With any mathematical task or problem you set your pupils, there are ‘deep’ features – features that define the nature of the task, and strategies that might help solve it.

Almost all mathematics problems have these deep features, overlaid with a particular set of superficial features. As a teacher, you have to help your pupils understand that once they have recognised the superficial features, changing them does not have any effect on how we solve the problem. The strategies for solving a problem remain the same. (See Resource 2: Ways to help pupils solve problems.)

Case Study 2: The essence of the problem

Amma wrote this problem on the board:

In one family, there are two children: Charles is 8 and Osei is 4. What is the mean age of the children?

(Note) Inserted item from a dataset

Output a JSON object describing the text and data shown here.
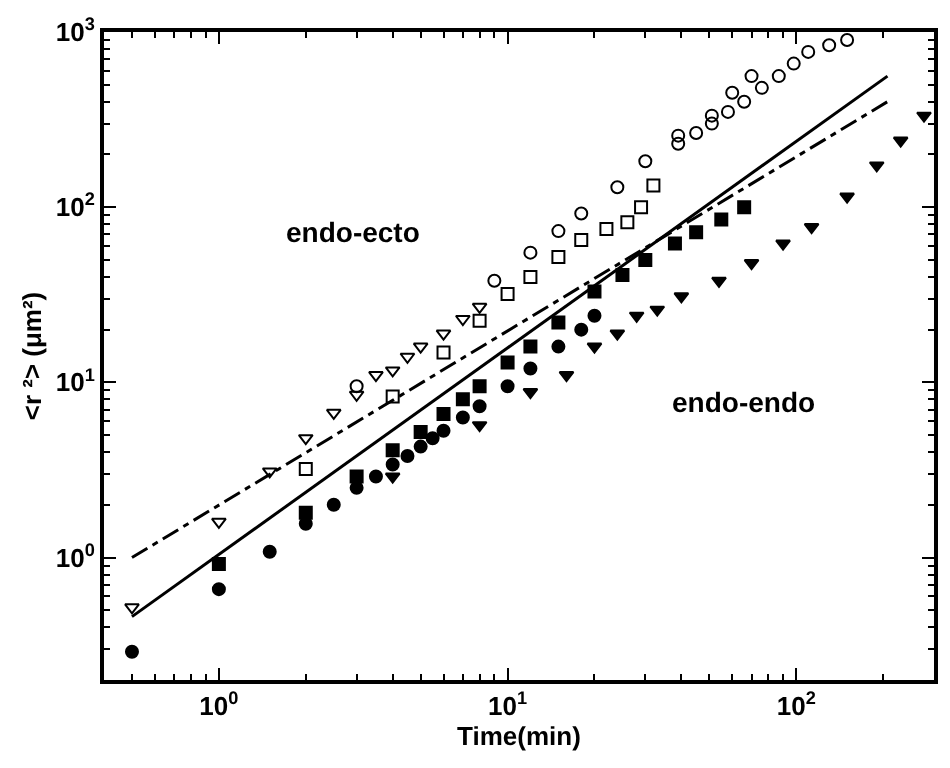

Some pupils immediately wanted to answer the question, but Amma told them that before they worked out the answer, she wanted them to look very closely at the question – at what kind of a question it was. Was there anything there she could change that would not alter the sum?

Some pupils realised that they could change the children’s names without changing the sum. Amma congratulated them.

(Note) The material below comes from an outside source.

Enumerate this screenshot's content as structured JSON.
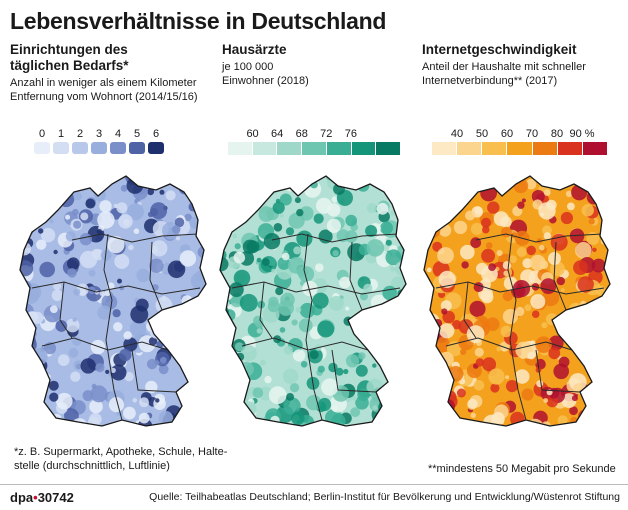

She drew a simple sum on the board (1+1=2) and then said, ‘If I change the numbers here,’ (writing 2+5=7) ‘it is not the same sum, but it is still the same kind of sum. On our question about the mean, what could we change, but still have the same kind of sum?’

Some pupils suggested they could change the ages of the pupils as well as the names.

Then Amma asked, ‘Would it be a different kind of sum if we talked about cows instead?’

They kept talking in this way, until they realised that they could change the thing being considered, the number and the property of these things being counted, all without changing the kind of sum being done.

The pupils then began writing and answering as many different examples of this kind of sum as they could imagine.

Activity 2: What can change, what must stay the same?

Try this activity yourself first.

  • Write the following question on your chalkboard: Mr Ogunlade is building a cement block wall along one side of his land to keep the goats out. He makes the wall 10 blocks high and 20 blocks long. How many blocks will he need in total?
  • Ask your class to solve the problem.
  • Check their answer.
  • Next, ask your pupils in groups of four or five to discuss together the answer and what can be changed about the problem, yet still leave it essentially the same so it can be solved in the same way.
  • Ask the groups to make up another example, essentially the same, so that the basic task is not changed.
  • Swap their problem with another group and work out the answer.
  • Do they have to solve this new problem in the same way?